Упадок в данном случае означает постепенное превращение салона в кич. Сюжеты становятся все более трогательными, умильными и сентиментальными, причем со все более «народным» оттенком (это окончательное вытеснение условного Брюллова условным Венециановым); все большую популярность приобретают сюжеты с детьми. У учеников Брюллова множатся «итальянские» сюжеты, допускающие эротику, но очень скромную, «викторианскую»; таков знаменитый «Поцелуй» (1839, ГТГ) Федора Моллера, неоднократно им повторенный. У бывших учеников самого Венецианова — например, у Григория Михайлова («Девушка, ставящая свечу перед образом», 1841–1842, ГТГ) — преобладают сентиментальные «русские» крестьянские сюжеты, не предполагающие, конечно, никакой эротики. Далее эти «русские народные» сюжеты идут в тираж, давая образцы уже чистого кича: у Алексея Маркова — «Сироты на кладбище» (1839, Полтавский музей), у Алексея Максимова — «Девушка со снопом» (Калужский областной художественный музей), у Сергея Антонова — «Русская девушка, ощипывающая цветок» (1842, ГРМ). Своеобразный финал традиции — более позднее «Христосование» (1850, ГРМ) Фаддея Горецкого: «поцелуй» Моллера с идейным (православным) смыслом.

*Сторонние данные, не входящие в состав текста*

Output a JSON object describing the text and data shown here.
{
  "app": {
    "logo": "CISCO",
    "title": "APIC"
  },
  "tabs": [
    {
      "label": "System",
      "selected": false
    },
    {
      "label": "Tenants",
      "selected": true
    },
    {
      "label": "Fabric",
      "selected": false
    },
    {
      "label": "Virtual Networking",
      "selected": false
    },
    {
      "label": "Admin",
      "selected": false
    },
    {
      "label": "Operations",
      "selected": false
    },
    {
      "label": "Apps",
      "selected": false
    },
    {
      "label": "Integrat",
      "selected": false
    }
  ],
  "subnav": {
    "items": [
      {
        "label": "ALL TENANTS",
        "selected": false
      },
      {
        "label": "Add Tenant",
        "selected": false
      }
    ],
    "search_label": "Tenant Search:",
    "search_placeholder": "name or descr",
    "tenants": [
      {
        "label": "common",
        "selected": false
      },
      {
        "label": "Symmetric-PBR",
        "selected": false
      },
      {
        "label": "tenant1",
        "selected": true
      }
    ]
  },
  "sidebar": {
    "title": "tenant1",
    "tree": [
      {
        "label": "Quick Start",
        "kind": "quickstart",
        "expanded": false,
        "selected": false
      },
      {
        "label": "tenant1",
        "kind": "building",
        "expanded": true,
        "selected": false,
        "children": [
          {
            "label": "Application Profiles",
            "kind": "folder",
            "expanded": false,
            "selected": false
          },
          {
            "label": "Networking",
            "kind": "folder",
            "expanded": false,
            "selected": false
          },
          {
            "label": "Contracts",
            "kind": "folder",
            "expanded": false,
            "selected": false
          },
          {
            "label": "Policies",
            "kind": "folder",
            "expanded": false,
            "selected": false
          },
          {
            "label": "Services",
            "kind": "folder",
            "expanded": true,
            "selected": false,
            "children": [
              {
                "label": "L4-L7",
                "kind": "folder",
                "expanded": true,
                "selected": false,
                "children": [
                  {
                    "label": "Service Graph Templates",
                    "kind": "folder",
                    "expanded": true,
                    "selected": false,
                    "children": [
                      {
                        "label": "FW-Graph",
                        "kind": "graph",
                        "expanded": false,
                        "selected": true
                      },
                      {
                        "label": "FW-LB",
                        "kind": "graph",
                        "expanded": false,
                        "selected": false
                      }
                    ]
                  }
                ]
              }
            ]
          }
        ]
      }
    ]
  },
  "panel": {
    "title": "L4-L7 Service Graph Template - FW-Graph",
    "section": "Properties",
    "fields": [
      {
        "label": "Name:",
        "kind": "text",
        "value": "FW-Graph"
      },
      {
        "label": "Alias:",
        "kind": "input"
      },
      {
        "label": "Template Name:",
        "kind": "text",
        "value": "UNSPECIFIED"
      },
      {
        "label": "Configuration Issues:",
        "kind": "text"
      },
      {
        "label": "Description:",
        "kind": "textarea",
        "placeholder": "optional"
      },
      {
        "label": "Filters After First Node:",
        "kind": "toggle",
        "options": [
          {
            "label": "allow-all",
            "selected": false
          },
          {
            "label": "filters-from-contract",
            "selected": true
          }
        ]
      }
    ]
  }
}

В портрете возникает своеобразный сладостный стиль, культивирующий какую-то приятнейшую гладкость. В жанре такого рода преуспел уже упоминавшийся Тыранов (один из первых учеников Венецианова, гений протокольного натурализма, портреты которого пользовались невероятной популярностью еще до учебы у Брюллова). Например, его портрет Айвазовского (1841, ГТГ) сладок до крайней степени — или даже несколько более того. В этом же духе сделан хрестоматийный портрет Гоголя (ГТГ) Моллера.
Глава 3
Новый послебрюлловский академизм
Практически одновременно со стилем брюлловской мастерской в мастерских его соперников Бруни и Маркова начинает складываться некий параллельный (с оттенком выморочности, «холодный», «лунный») академизм, стремящийся к полному преодолению брюлловского («теплого», «солнечного») влияния.

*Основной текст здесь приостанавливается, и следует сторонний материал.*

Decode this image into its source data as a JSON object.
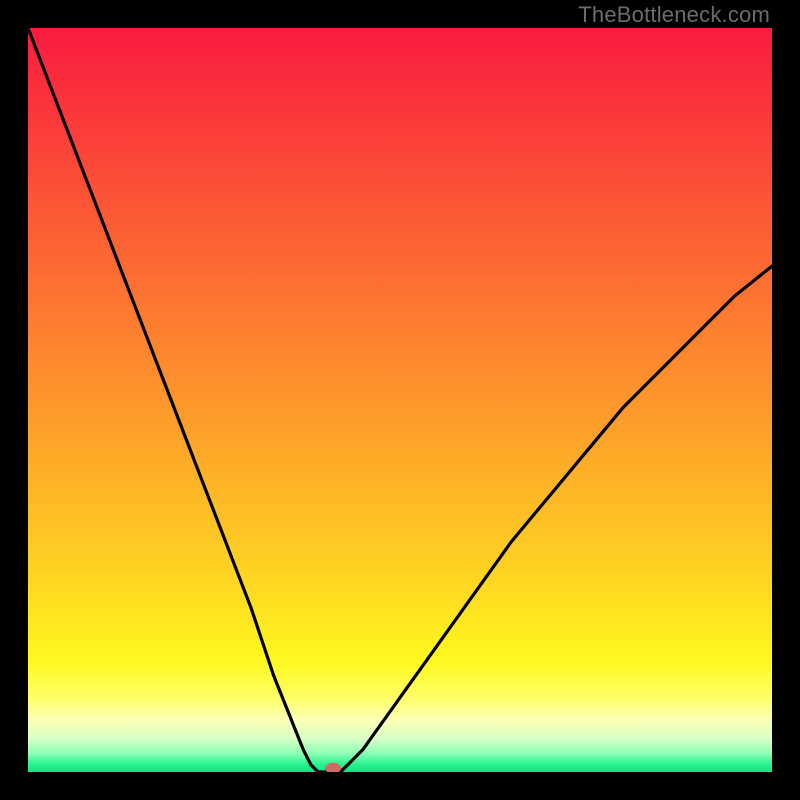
{
  "watermark": "TheBottleneck.com",
  "chart_data": {
    "type": "line",
    "title": "",
    "xlabel": "",
    "ylabel": "",
    "xlim": [
      0,
      100
    ],
    "ylim": [
      0,
      100
    ],
    "grid": false,
    "series": [
      {
        "name": "bottleneck-curve",
        "x": [
          0,
          5,
          10,
          15,
          20,
          25,
          30,
          33,
          35,
          37,
          38,
          39,
          40,
          42,
          45,
          50,
          55,
          60,
          65,
          70,
          75,
          80,
          85,
          90,
          95,
          100
        ],
        "y": [
          100,
          87,
          74,
          61,
          48,
          35,
          22,
          13,
          8,
          3,
          1,
          0,
          0,
          0,
          3,
          10,
          17,
          24,
          31,
          37,
          43,
          49,
          54,
          59,
          64,
          68
        ]
      }
    ],
    "marker": {
      "x": 41,
      "y": 0.5,
      "color": "#cf6a63"
    },
    "gradient_stops": [
      {
        "pos": 0.0,
        "color": "#fa1b3f"
      },
      {
        "pos": 0.13,
        "color": "#fb3b3a"
      },
      {
        "pos": 0.26,
        "color": "#fc5b35"
      },
      {
        "pos": 0.39,
        "color": "#fd7b30"
      },
      {
        "pos": 0.52,
        "color": "#fe9b2b"
      },
      {
        "pos": 0.64,
        "color": "#febb26"
      },
      {
        "pos": 0.76,
        "color": "#ffdb21"
      },
      {
        "pos": 0.85,
        "color": "#fff81e"
      },
      {
        "pos": 0.9,
        "color": "#ffff66"
      },
      {
        "pos": 0.93,
        "color": "#fcffb5"
      },
      {
        "pos": 0.955,
        "color": "#d9ffc7"
      },
      {
        "pos": 0.975,
        "color": "#8dffb3"
      },
      {
        "pos": 0.99,
        "color": "#27f38e"
      },
      {
        "pos": 1.0,
        "color": "#12e083"
      }
    ]
  }
}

Сам Бруни соединяет скрытую мизантропию сюжетов всеобщей гибели как наказания человеческого рода за грехи (идущую от «Медного змия») — и намеренную примитивность, резкость, сухость и жесткость («выморочность») стиля (эскиз к «Потопу»). Кроме того, Бруни порождает и собственную мифологию поведения, противостоящую (как и в случае с Александром Ивановым) мифологии Брюллова. «Вечно молчаливый, сосредоточенный, насупившийся, он казался неприступным. У него была особенная манера держать себя, как будто ум его был весь поглощен лицезрением таинственного, как будто он всегда витал в горних сферах» [405] . Этот оттенок возвышенного, таинственного (даже «мистического») и одновременно «холодного», как бы «лунного», действительно создает вокруг Бруни своеобразную ауру.
405
Бенуа А. Н. История русской живописи в XIX веке. М., 1995. С. 126.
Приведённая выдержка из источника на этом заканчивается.